Odświeżone logo i marka PZU za 25 mln zł. Zdaniem Andrzeja Klesyka, prezesa PZU, efekty zmian pokazują, że warto było zainwestować w nowy wizerunek. W ten sposób odpiera krytykę tych, którym logo się nie podoba. – Krytykują ludzie w moim wieku lub starsi, którzy byli przyzwyczajeni do poprzedniego – podkreśla Andrzej Klesyk.
Jak podkreśla prezes PZU, odświeżenie marki przyniosło oczekiwane rezultaty.
– Jestem bardzo zadowolony z rebrandingu. Po pierwsze dlatego, że jego koszty są znikome w porównaniu z kosztami jakiegokolwiek innego rebrandingu w Polsce. Przypomnę, że całość kosztów to grubo poniżej 25 mln złotych – mówi Andrzej Klesyk.
To zdecydowanie mniej niż na proces rebrandingu wydały m.in. firmy telekomunikacyjne. Zmiana marki Era na T-Mobile kosztowała Deutsche Telekom ok. 100 mln zł. Likwidacja marki TP SA i zamiana w Orange to koszt ponad 90 mln zł.
PZU przyznaje, że zmieniając logo chce zmienić postrzeganie spółki przez klientów.
– Zmiana logo, jego odświeżenie spowodowało, że jesteśmy dużo bardziej atrakcyjni wizerunkowo dla młodych ludzi – zapewnia Andrzej Klesyk.
Nowe logo ma symbolizować uproszczenie procedur i nowoczesne rozwiązania stosowane w spółce. Chodzi m.in. o szersze zastosowanie internetu czy skrócenie procesu likwidacji szkód.
Prezes PZU nie przejmuje się głosami sceptyków, którym nie podoba się zmiana wizerunku.
– Krytyka, którą czasem słyszę, to są osoby w moim wieku i starsze, a więc osoby, które całe życie oglądały poprzednie logo.
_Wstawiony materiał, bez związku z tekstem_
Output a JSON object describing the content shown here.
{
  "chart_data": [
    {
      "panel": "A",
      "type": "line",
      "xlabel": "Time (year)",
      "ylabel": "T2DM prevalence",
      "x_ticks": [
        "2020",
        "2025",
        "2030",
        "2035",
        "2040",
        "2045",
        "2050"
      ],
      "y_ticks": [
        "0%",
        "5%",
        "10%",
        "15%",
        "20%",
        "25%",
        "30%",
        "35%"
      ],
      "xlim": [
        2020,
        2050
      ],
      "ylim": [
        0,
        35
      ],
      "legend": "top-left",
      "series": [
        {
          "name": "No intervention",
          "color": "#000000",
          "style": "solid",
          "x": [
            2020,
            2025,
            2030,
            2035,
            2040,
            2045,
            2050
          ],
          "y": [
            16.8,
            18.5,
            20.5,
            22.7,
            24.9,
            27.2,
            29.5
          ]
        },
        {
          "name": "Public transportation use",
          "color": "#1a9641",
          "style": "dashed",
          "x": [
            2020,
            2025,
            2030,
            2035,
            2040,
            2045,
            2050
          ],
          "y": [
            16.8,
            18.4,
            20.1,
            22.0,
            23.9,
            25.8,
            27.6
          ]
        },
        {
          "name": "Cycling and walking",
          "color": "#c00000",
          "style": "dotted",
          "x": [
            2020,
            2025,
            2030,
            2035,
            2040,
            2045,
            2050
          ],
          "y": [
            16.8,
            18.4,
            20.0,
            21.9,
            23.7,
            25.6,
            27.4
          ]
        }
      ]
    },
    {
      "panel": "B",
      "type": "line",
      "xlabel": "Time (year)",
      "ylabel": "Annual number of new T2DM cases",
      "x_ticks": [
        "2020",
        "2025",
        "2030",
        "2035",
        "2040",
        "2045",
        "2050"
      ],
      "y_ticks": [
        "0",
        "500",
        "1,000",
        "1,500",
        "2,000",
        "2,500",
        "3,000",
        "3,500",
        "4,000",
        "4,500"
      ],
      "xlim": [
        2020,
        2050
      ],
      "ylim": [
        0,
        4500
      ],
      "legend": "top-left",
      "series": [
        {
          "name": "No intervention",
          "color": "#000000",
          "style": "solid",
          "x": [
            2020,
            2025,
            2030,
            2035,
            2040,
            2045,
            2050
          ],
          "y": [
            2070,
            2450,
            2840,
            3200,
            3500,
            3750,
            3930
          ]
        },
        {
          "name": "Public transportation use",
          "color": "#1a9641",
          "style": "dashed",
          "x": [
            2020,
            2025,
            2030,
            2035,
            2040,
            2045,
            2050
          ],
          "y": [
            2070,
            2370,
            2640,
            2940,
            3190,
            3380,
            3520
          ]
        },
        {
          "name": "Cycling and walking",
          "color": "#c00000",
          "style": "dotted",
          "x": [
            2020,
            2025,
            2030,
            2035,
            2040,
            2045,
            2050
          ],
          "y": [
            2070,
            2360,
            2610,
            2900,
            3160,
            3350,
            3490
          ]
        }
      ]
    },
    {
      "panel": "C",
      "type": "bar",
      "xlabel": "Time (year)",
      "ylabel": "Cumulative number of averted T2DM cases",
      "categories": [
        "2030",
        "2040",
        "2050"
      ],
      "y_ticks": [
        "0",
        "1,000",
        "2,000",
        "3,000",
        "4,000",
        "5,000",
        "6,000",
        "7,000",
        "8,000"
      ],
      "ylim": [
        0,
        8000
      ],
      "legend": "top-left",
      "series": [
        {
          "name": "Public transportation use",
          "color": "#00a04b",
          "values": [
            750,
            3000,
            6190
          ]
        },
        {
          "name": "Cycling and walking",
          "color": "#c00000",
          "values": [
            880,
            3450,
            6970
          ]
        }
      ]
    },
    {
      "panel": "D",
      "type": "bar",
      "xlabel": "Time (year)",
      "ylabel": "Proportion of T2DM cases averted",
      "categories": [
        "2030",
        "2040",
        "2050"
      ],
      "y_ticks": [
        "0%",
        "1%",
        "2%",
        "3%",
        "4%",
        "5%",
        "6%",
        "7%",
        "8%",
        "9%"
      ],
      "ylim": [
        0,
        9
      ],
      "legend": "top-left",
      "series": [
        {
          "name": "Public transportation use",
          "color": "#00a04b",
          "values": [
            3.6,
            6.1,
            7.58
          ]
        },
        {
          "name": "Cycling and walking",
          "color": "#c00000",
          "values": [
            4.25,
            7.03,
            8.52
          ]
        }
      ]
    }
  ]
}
Przypomnę, że to logo zostało wymyślone na początku lat 90. – mówi Andrzej Klesyk.
I dodaje, że nie ma dla niego lepszego komplementu niż wówczas, kiedy zmianę wizerunkową chwalą współpracownicy.
– Moi koledzy z Litwy powiedzieli: panie prezesie, wreszcie sowiecki medal zniknął z naszych klap. Dla nas PZU nie istniało przez ostatnie 20 lat. Przyszliście tutaj, otworzyliście swoją działalność jako nowoczesna firma, a jako swój znak prezentowaliście logo sowieckie, tak jak to było za czasów komunistycznych, kiedy myśmy dostawali tu medale – opowiada prezes PZU.
Z badań przeprowadzonych pod koniec maja przez firmę GfK Polonia, ponad połowie respondentów podoba się nowy wizerunek firmy i zmienione logo. Ponad 40 proc. pytanych po obejrzeniu nowych spotów reklamowych przyznało, że wzięłoby PZU pod uwagę w wyborze ubezpieczyciela, a co trzeci pytany zrobiłby to w pierwszej kolejności.
PZU planuje, by nowa identyfikacja wizualna została wprowadzona we wszystkich placówkach do końca sierpnia. Obejmie to ponad 1 tys. oddziałów PZU i placówek agencyjnych.
Ubezpieczyciel w ciągu następnych 2-3 lat zamierza również zmienić system informatyczny. Do końca sierpnia będzie rozstrzygnięty przetarg na jego dostawcę.